2.1.2.2. Negativity Bias Hypothesis: Neuroimaging Evidence As was discussed in detail above, there is a group of cortical and subcortical brain networks which underlie emotion processing. For example, neuroimaging evidence outlining a link between visual processing brain areas (e.g., occipital region) and the amygdala has been reported, with research demonstrating that the amygdala is involved in the early processing of stimuli in the visual cortex (de Kloet et al., 2005). In addition to the literature

demonstrating augmented amygdala activation during the processing of visual (Boubela et al., 2015; Phan et al., 2002) and salient stimuli (Davis & Whalen, 2001; Edminston et al., 2013; Liberzon et al., 2003), emotional stimuli has also been shown to increase activation in the amygdala (Costafreda et al., 2008; Stevens & Hamann, 2012).

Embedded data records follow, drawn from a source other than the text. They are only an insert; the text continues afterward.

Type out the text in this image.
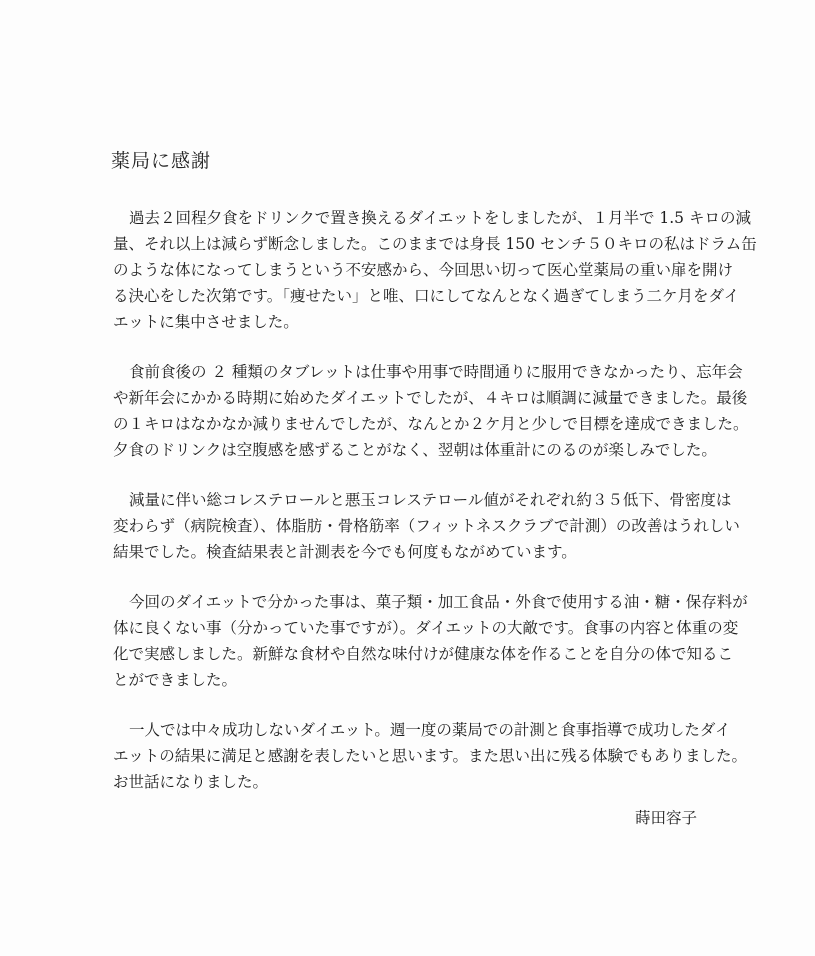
薬局に感謝
過去２回程夕食をドリンクで置き換えるダイエットをしましたが、１月半で 1.5 キロの減
量、それ以上は減らず断念しました。このままでは身長 150 センチ５０キロの私はドラム缶
のような体になってしまうという不安感から、今回思い切って医心堂薬局の重い扉を開け
る決心をした次第です。「痩せたい」と唯、口にしてなんとなく過ぎてしまう二ケ月をダイ
エットに集中させました。
食前食後の ２ 種類のタブレットは仕事や用事で時間通りに服用できなかったり、忘年会
や新年会にかかる時期に始めたダイエットでしたが、４キロは順調に減量できました。最後
の１キロはなかなか減りませんでしたが、なんとか２ケ月と少しで目標を達成できました。
夕食のドリンクは空腹感を感ずることがなく、翌朝は体重計にのるのが楽しみでした。
減量に伴い総コレステロールと悪玉コレステロール値がそれぞれ約３５低下、骨密度は
変わらず（病院検査）、体脂肪・骨格筋率（フィットネスクラブで計測）の改善はうれしい
結果でした。検査結果表と計測表を今でも何度もながめています。
今回のダイエットで分かった事は、菓子類・加工食品・外食で使用する油・糖・保存料が
体に良くない事（分かっていた事ですが）。ダイエットの大敵です。食事の内容と体重の変
化で実感しました。新鮮な食材や自然な味付けが健康な体を作ることを自分の体で知るこ
とができました。
一人では中々成功しないダイエット。週一度の薬局での計測と食事指導で成功したダイ
エットの結果に満足と感謝を表したいと思います。また思い出に残る体験でもありました。
お世話になりました。
蒔田容子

Neuroimaging evidence is inconsistent as some studies show evidence in line with the motivational model whereas others provide support

for the negativity bias hypothesis. Hence, neuroimaging evidence for the negativity bias has been reported as unpleasant stimuli have been shown to elicit greater neural activation compared to pleasant and neutral stimuli (e.g., Falquez et al., 2016; Gehrickeet al., 2015; Keedwell et al., 2005; Siegle et al., 2002) and activation of specific brain regions associated with a negativity bias has been reported. Cunningham, Raye, and Johnson (2004) assessed brain regions involved during implicit and explicit pleasant and unpleasant

evaluations and found the right inferior frontal/insular cortex to be associated with implicit and explicit valence-based evaluations of stimuli, with this area being more activated to stimuli rated as more negative than to stimuli rated as more positive.

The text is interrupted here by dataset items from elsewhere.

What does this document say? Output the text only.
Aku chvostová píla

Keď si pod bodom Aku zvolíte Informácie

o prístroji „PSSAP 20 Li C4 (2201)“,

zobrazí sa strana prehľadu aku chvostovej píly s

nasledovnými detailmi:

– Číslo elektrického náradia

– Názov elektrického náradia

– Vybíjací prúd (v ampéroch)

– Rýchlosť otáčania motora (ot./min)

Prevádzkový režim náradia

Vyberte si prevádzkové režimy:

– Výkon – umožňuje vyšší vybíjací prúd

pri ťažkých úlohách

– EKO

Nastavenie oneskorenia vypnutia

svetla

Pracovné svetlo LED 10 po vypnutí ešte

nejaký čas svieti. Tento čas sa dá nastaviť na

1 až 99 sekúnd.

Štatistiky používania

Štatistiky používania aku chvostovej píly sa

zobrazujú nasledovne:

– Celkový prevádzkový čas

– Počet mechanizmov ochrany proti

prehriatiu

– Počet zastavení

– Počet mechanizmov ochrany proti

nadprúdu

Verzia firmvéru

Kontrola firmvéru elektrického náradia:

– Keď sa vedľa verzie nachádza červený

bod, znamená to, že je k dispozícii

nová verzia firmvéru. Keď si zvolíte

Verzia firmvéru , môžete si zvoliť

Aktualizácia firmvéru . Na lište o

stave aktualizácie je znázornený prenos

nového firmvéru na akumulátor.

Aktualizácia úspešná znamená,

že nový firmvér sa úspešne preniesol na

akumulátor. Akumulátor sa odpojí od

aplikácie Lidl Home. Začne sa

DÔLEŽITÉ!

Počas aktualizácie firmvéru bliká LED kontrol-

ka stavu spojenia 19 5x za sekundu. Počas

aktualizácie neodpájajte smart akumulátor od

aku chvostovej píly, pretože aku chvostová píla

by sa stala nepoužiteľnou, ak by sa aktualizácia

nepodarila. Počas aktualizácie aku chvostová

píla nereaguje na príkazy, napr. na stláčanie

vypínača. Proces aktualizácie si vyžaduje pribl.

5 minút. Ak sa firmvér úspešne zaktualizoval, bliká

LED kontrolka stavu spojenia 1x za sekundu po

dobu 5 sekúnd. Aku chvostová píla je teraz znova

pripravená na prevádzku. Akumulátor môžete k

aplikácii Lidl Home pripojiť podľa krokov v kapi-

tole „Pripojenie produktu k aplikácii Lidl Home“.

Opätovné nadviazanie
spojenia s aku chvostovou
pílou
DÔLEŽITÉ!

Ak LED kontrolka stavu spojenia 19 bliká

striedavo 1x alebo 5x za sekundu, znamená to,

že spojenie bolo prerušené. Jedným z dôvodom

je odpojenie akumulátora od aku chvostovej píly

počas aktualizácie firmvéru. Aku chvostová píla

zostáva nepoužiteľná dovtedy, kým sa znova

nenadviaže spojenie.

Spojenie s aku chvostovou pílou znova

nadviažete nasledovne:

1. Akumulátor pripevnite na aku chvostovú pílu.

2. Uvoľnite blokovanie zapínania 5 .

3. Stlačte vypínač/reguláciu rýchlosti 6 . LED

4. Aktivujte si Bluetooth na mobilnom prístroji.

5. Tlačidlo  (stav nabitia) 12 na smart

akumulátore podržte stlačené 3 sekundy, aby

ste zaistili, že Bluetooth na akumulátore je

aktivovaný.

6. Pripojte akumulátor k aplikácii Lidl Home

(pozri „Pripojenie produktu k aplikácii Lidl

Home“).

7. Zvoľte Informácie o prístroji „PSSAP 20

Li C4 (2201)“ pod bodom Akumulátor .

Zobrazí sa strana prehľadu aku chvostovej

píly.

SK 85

Further, in their landmark study, Jung et al. (2006) used positron emission tomography (PET) to identify the neuroanatomical regions selectively engaged when appetitive (pleasant stimuli) and aversive (unpleasant stimuli) processing systems are simultaneously activated. Significant activation of the right frontal pole, the left middle frontal gyrus, and left inferior frontal gyrus were revealed during the negativity bias condition which involved integrated processing of both pleasant and unpleasant stimuli. Jung et al. conducted additional analyses to identify

distinctively unique regions of activity and showed that only the middle frontal gyrus was activated during the negativity bias condition (integration of

pleasant and unpleasant information) whereas activations in the ventromedial prefrontal, limbic, and subcortical regions were associated with the processing of univalent conditions (pleasant or unpleasant information). According to Jung et al., their findings demonstrated that participants were slower to

respond and were more likely to report feeling negative (i.e., to label their subjective emotion produced by the stimuli as negative) during the negativity bias condition compared with the single valence conditions. This suggests that the processing of bivalent (both pleasant and unpleasant) stimuli requires more effort than processing of unipolar valence (pleasant or unpleasant) (Jung et al.).

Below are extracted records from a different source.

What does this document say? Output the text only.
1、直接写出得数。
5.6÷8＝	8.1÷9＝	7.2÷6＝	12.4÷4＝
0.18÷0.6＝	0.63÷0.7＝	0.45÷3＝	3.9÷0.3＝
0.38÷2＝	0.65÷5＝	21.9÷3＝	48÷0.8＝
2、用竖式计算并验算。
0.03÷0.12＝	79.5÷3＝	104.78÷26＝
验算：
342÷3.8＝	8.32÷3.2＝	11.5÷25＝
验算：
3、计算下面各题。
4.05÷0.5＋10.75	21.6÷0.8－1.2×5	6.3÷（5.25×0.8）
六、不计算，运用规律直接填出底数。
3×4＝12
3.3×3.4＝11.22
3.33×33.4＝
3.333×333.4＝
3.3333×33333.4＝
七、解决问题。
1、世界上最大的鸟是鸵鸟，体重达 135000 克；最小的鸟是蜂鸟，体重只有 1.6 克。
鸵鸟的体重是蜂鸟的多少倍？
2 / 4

Neuroimaging research allows the functional role of subcortical structures in emotion regulation and emotion regulation to be examined, however they are limited in the information they provide regarding the timing of such processes. Given that emotion processing (and negativity biases) occurs at a rapid speed and may involve both implicit and explicit processes (Cohen et al., 2016; Gyurak et al., 2011; Salmela, 2014), neuroimaging measures, in addition to behavioural and physiological measures, which have poor temporal resolution may fail to capture evidence of important but

obscured covert processes involved in emotion processing. In comparison, while limited in the amount of information available to determine the

functional role of cortical structures, event-related potentials (ERPs) are a high temporal resolution measure which enable examination of cortical responses across milliseconds and thus permit identification of both implicit and explicit attentional processes (Hajcak, Weinberg, MacNamara, & Foti, 2012; Luck, 2014).